Something like a holiday park is often out on a rural limb, with pretty views and just about getting the power it needs from the overhead power cables. Outside of the time when the public areas, cafe, restaurant, bar laundry etc are running there would probably have been enough power. People (and that includes the Distribution Network Operators) have not become very tuned to balancing electricity use.
The shame is that the holiday park could probably have had 6 chargers if it were either possible to make 3 of them 24/7 and another 3 off-peak only.
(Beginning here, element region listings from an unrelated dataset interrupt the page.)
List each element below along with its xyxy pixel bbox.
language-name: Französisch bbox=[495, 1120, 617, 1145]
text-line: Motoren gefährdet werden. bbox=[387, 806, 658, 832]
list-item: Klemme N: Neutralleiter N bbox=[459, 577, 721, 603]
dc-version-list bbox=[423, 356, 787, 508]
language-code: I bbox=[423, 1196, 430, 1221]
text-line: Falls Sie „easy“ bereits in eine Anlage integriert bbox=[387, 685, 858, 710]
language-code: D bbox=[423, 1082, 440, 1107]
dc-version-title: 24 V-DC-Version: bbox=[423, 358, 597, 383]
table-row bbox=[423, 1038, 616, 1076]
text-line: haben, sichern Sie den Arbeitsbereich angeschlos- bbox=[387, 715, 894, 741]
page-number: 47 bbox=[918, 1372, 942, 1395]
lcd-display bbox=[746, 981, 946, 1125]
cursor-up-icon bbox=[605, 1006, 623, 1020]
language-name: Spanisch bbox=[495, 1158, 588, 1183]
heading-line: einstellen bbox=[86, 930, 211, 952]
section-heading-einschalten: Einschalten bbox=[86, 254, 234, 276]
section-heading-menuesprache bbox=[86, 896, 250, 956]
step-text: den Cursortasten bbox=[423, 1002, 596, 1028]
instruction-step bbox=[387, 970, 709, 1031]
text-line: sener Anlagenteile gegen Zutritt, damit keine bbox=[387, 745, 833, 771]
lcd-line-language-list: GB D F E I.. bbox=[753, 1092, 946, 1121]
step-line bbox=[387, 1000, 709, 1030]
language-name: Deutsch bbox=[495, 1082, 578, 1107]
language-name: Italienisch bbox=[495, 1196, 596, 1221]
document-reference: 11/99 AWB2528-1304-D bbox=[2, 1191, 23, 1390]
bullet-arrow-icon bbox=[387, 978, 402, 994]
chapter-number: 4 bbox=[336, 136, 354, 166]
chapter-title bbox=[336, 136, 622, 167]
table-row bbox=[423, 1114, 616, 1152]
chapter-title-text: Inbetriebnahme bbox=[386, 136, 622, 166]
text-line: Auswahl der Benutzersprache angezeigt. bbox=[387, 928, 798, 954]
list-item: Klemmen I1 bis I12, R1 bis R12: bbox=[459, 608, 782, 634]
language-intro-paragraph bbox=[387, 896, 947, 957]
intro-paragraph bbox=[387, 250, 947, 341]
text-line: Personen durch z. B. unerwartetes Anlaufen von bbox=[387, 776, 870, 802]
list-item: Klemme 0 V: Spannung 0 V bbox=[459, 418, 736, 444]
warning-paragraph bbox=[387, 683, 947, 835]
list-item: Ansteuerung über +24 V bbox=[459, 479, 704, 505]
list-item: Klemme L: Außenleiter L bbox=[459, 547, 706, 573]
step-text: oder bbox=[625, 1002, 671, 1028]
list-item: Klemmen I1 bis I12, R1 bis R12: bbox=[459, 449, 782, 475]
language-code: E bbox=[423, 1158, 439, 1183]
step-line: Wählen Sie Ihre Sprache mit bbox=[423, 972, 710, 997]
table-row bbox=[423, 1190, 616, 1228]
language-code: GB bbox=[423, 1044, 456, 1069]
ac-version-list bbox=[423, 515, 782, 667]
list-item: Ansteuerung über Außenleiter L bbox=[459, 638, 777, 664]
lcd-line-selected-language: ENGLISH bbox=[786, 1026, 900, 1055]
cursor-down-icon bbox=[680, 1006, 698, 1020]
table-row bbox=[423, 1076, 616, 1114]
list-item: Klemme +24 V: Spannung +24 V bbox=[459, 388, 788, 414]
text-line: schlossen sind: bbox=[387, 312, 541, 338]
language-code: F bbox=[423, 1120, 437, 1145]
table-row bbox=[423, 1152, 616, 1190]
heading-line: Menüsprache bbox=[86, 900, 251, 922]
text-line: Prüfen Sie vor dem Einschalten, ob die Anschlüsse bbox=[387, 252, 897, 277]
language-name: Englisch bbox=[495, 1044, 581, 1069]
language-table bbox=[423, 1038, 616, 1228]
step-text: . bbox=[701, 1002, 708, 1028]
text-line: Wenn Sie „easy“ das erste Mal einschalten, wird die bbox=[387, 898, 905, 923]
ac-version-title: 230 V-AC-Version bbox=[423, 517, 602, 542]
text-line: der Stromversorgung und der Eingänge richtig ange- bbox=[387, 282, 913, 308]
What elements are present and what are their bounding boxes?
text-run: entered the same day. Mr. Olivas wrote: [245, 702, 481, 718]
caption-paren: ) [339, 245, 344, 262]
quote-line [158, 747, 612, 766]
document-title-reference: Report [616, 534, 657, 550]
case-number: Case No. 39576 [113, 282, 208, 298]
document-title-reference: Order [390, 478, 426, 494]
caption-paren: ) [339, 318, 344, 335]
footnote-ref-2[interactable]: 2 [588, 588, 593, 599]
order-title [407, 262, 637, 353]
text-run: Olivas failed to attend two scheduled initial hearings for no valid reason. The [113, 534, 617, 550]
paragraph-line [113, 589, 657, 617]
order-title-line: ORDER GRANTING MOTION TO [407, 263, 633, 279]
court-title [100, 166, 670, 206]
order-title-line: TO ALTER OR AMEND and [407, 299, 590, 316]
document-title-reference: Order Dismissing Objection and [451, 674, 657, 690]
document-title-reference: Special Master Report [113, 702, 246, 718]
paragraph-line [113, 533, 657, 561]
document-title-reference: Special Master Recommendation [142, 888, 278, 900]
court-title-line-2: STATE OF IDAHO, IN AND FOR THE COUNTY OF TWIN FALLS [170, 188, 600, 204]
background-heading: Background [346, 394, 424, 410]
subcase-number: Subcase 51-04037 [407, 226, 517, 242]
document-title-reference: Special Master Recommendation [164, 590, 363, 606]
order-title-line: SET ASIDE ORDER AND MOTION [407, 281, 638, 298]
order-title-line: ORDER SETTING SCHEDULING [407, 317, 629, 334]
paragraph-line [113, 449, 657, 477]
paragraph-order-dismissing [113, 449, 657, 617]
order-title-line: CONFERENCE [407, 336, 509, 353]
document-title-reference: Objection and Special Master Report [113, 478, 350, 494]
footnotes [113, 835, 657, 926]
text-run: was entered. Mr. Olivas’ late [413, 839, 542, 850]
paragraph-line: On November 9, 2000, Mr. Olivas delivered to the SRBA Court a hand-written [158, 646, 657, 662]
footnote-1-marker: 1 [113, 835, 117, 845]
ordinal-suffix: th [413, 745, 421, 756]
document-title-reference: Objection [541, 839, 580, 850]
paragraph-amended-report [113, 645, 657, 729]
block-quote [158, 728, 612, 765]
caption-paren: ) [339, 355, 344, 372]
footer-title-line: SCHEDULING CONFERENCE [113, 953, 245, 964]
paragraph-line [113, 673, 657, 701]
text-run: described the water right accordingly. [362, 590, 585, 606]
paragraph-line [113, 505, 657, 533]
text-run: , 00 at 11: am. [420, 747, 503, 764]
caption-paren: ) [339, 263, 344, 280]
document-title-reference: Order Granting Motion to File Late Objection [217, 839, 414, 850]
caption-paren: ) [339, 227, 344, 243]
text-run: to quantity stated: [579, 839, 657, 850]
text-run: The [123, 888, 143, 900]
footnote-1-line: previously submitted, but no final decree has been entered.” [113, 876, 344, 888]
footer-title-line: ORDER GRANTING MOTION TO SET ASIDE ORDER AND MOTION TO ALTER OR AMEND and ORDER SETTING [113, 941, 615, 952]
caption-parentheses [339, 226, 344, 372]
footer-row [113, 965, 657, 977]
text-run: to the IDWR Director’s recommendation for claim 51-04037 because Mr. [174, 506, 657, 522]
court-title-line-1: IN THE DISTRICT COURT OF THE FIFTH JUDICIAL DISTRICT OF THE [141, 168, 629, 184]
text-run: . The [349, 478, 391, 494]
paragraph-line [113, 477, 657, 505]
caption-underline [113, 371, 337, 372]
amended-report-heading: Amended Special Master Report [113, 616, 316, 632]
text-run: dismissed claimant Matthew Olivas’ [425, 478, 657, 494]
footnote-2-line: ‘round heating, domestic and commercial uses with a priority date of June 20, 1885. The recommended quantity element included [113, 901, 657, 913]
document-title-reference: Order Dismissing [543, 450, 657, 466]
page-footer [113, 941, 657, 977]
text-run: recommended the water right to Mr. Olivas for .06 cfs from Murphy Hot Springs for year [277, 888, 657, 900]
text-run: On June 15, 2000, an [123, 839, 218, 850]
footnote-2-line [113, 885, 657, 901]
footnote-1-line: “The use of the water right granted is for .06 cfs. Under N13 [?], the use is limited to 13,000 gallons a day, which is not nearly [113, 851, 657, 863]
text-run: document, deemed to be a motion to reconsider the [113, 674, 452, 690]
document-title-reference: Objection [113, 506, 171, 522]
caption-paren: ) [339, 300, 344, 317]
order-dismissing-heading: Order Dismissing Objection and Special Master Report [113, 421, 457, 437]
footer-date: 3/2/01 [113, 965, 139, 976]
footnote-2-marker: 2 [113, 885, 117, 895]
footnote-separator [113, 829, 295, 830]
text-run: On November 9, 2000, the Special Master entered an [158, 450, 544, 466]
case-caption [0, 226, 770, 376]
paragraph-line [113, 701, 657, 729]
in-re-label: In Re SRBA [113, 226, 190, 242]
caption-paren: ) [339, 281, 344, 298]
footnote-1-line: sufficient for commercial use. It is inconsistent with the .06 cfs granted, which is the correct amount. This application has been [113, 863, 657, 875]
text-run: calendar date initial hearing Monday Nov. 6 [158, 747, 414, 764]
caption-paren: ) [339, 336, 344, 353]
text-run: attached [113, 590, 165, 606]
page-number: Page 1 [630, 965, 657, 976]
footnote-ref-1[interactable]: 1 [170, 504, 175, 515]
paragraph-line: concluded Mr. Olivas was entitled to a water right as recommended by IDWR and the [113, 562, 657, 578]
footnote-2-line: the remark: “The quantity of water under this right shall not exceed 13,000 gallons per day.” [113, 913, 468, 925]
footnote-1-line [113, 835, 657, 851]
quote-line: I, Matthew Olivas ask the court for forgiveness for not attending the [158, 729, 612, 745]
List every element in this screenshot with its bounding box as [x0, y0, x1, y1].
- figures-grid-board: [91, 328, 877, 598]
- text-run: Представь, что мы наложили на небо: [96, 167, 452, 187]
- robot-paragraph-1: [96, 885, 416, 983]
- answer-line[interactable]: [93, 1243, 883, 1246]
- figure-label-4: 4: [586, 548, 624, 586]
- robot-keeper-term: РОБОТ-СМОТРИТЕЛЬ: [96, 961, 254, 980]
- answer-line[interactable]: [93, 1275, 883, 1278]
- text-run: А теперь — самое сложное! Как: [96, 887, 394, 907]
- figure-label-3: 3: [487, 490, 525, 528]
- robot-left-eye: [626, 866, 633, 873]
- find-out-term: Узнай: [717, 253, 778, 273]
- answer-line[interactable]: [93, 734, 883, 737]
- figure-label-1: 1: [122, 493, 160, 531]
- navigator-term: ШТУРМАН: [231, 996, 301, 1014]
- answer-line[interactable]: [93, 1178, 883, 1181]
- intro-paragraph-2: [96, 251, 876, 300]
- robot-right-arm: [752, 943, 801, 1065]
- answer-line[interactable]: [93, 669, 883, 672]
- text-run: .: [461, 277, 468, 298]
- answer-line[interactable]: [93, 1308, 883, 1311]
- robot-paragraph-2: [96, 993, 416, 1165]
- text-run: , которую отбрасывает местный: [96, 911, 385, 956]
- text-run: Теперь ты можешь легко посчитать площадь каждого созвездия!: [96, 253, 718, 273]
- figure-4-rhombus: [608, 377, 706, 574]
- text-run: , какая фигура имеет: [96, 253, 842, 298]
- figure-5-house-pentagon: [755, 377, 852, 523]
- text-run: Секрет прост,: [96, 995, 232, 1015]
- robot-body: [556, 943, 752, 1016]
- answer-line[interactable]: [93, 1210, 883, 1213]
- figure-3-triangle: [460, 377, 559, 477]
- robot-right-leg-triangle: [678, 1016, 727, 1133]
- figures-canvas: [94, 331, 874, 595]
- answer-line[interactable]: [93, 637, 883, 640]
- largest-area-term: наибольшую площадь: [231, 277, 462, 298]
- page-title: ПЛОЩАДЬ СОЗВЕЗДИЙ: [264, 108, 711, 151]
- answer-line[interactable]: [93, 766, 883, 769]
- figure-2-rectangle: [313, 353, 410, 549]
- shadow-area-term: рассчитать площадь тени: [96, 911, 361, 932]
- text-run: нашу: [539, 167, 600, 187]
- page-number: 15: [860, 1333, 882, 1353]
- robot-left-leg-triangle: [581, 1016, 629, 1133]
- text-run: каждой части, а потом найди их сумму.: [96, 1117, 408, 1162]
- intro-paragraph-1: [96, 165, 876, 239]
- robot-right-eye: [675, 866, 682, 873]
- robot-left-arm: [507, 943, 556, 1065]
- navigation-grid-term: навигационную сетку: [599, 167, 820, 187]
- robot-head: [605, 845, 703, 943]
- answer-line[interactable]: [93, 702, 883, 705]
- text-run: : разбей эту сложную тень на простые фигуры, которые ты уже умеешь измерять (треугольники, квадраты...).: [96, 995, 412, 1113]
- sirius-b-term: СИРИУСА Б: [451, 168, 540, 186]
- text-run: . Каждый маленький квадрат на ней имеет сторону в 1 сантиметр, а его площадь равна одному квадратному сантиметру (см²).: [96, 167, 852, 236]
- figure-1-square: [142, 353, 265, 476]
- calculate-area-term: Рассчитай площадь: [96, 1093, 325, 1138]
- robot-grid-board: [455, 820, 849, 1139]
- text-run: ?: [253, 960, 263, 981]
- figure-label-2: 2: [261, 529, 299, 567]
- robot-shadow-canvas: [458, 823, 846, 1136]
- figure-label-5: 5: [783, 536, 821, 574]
BTW so as not to look too much like I hate
all oil... I recognise the many uses it has, it's great stuff, a brilliant asset as lubricants, plastics all sorts of products, many of which can be at least partially recycled - We should value it more, so what seems so silly i
s to be burning the stuff, then it's gone. Of course it is difficult to change, but we really can't just stick our heads in the sand. There really
is a cost to doing nothing. The homes which are un-insurable because of flooding are among the first victims. Problems with crops are on the horizon. Large scale fires.... I mean maybe it is acceptable to some to think that the elderly and the poor in tower blocks will die from heat exhaustion or hypertheria - Do they think it is a beneficial saving for the state - not my opinion. But there's the cost. Yes it's a global problem. We can't all sit on our hands,
nor does it make financial sense not to act.
Why do I say that? Well, it is very easy to just hit out at the move towards renewable energy and speculate at the costs and ignore the benefits. I guess a lot of people are on price-fixes for their energy. That hides a lot of things. It hides the pleasure as well as the pain.
Today my electricity is costing 15.24p/kWh, yesterday it was 17.38p -
Tomorrow it will be 9.41p/kWh (all day)
This is because I am on a "tracker" tariff, so I see how much the cost drops when there is a lot of wind and low demand (because of weekend/Easter holiday in part). When we are getting a lot of power from gas and the least efficient power plants having to be run-up the price goes much higher. I am really am exposed to the reality of lower cost renewables and the higher cost of burning natural gas. It doesn't matter whether it comes from the USA or Qatar or the North Sea, it is sold commercially by the oil companies on the global market and the prices fluctuate, but it certainly won't be any cheaper to get less being burned means cheaper electricity.
I'd finished, until I caught up with latest posts...
When they realise that we can't afford the huge costs involved in infrastructure (required for the charging points, electricity network & generation)
The EVs are not going to be the problem for grid at all. The grid restructuring is more about the change in where the power is created and where it continues to be consumed. Maybe data-centres and AI present a challenge because they are 24/7. EVs are not 24/7.
You don't have to take my word for the facts about UK demand. Here's a link to NESO (National Energy System Operator)
The NESO Demand Curve - sorry another external link to edit in order to view :-(
h-t-t-p-s://www.neso.energy/data-portal/1-day-ahead-demand-forecast/demand_curve_-_sample

The grid has to be able to supply about 52 GW for the evening peak in "average" winter, higher when it is very cold.
You can clearly see that overnight the "spare" capability of the grid is something like 52-31 = 21GW (in winter, more in the other seasons)
Other people have done the working, so I'm not going to, which says there is no problem charging EVs because so much of the charging of them is done when electricity is cheaper and that is when "time of use" costs are reflecting things like reduced demand and renewables being the source rather than gas.
"Flattening the curve" is the name of the game. Use capacity when it is spare and better still cheap.